Simple RNN vs GRU vs LSTM :- Difference lies in More Flexible control
When we start reading about RNN (Recurrent Neural Net) and its advanced cells, we are introduced with a Memory Unit (in GRU) and then additional Gates (in LSTM).
However, if we analyse the basic architecture of all 3,
we can easily see, there is no such Memory Unit present in the cells. But increasing number of Mathematical operations of Input(xt) and previous output (ct-1, ht-1).
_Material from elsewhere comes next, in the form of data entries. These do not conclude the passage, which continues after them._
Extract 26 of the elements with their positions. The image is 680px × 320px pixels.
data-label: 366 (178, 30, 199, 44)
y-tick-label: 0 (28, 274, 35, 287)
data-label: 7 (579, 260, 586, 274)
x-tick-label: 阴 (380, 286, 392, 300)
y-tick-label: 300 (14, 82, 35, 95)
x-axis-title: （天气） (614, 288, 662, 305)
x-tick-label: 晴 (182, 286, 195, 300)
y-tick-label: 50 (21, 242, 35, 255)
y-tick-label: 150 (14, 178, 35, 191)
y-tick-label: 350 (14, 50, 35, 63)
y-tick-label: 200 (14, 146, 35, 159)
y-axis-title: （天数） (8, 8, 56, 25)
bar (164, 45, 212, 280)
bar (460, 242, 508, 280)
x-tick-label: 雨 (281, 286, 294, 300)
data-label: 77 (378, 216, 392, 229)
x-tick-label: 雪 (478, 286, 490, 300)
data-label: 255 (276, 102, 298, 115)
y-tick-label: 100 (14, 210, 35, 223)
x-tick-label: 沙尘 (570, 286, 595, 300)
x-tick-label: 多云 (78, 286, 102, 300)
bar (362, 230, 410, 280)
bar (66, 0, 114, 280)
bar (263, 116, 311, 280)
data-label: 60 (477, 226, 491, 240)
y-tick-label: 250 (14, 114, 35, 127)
Simple RNN :- Here there is simple multiplication of Input (xt) and Previous Output (ht-1). Passed through Tanh activation function. No Gates present.
Gated Recurrent Unit (GRU) :- Here a Update gate is introduced, to decide whether to pass Previous O/P (ht-1)to next Cell (as ht) or not. Forget gate is nothing but additional Mathematical Operations with a new set of Weights (Wt).
But, Math operations are performed on same inputs (i.e. xt and ht-1).
Long Short Term Memory Unit (LSTM) :- Here 2 more Gates are introduced (Forget and Output) in addition to Update gate of GRU. And again as above, these are additional Mathematical Operations on same inputs (xt and ht-1). So overall, LSTM has introduced 2 Math operations having 2 new sets of Weights.
Considering above explanation, if we represent these Mathematical operations by Taps/Control Nobs.
We can say that, when we move from RNN to LSTM, we are introducing more & more controlling knobs, which control the flow and mixing of Inputs as per trained Weights. And thus, bringing in more flexibility in controlling the outputs.
So, LSTM gives us the most Control-ability and thus, Better Results. But also comes with more Complexity and Operating Cost.